Massively Multiplayer Online
MMOs like World of Warcraft are played online and players participate in the game alongside other players from all over the world. Players can team up together to fight NPCs (non-player characters), or go PvP (player versus player) to build up their skills. MMOs are often RPGs as well—players choose which traits to focus on, and even come up with personalities and backstories for their characters. There are lots of MMOs made specifically for kids and younger teens which are careful to offer only appropriate content. Most adult MMOs, while fun, may only be appropriate for older teens because players of all ages must interact.

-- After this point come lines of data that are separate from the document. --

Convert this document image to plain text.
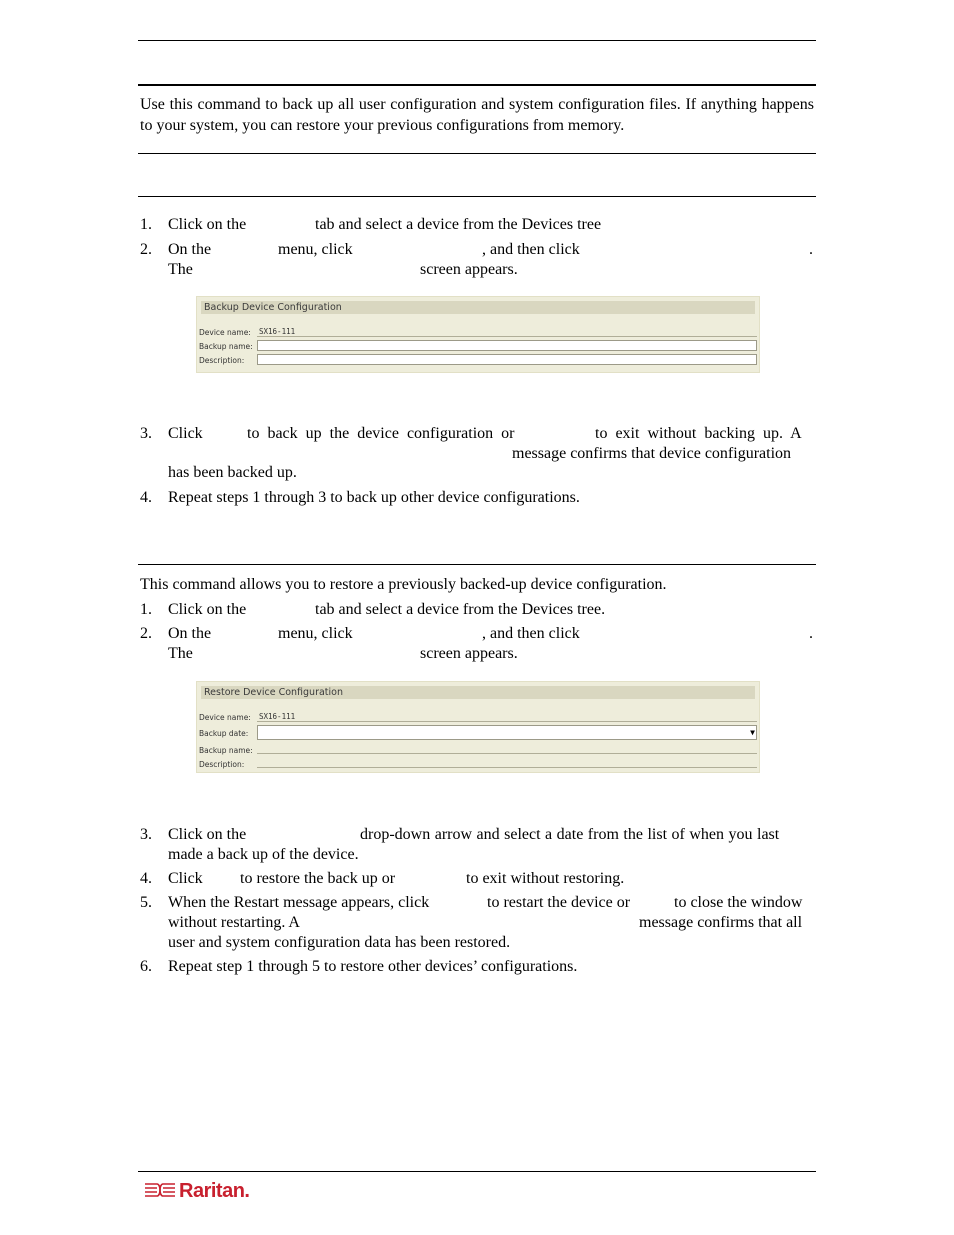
Use this command to back up all user configuration and system configuration files. If anything happens to your system, you can restore your previous configurations from memory.
1. Click on the	tab and select a device from the Devices tree
2. On the	menu, click	, and then click	.
The	screen appears.
Backup Device Configuration
Device name: SX16-111
Backup name:
Description:
3. Click	to back up the device configuration or	to exit without backing up. A
message confirms that device configuration
has been backed up.
4. Repeat steps 1 through 3 to back up other device configurations.
This command allows you to restore a previously backed-up device configuration.
1. Click on the	tab and select a device from the Devices tree.
2. On the	menu, click	, and then click	.
The	screen appears.
Restore Device Configuration
Device name: SX16-111
Backup date:	▼
Backup name:
Description:
3. Click on the	drop-down arrow and select a date from the list of when you last
made a back up of the device.
4. Click to restore the back up or	to exit without restoring.
5. When the Restart message appears, click	to restart the device or	to close the window
without restarting. A	message confirms that all
user and system configuration data has been restored.
6. Repeat step 1 through 5 to restore other devices’ configurations.
Raritan.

A fighting game (“fighter”) is exactly what it sounds like. Usually fighters pit two characters against each other, often in hand-to-hand combat. The player takes the role of one of the characters against a computer-controlled character or against another player. Fighting games are about complex combinations of movements that the player makes using the controller. Players who participate in tournaments against other people memorize complex combinations of button movements after hours of practice. On the flip side, kids have no trouble playing these games because every button makes something happen.
Survival Horror / Stealth
In stealth and survival games the player’s goal often revolves around avoiding detection. In some cases this means the entire game consists of sneaking, with no combat. In other games, this means using stealth to sneak up on enemies and dispose of them quietly. Survival horror often incorporates stealth aspects, but disempowers the player almost entirely. There is usually little fighting, and the player focuses on escape. Horror games, of course, are meant to get your adrenaline pumping as you avoid demons, monsters, murderers, and other horrifying enemies. These games are designed to scare, and as such could be traumatizing for younger players.
In platforming games, the player guides a character over a series of obstacles. These games are often sidescrollers as well, meaning the player sees the action from the side, moving the character from left to right. The Super Mario Brothers games are probably the most famous examples of platforming games. Platformers are generally child-friendly, though they can be challenging for less-coordinated players.
You’ll find puzzles in many game genres. An adventure game, for example, might have the player open a door by pulling the levers in the correct order. Figuring out how to open the door is the puzzle. Pure puzzle games involve only puzzle-solving—the most famous example is probably Tetris. As players progress in the game, the puzzles usually become more challenging. Puzzle games are usually appropriate for all ages—though not necessarily fun for all ages, as they can be frustrating to solve.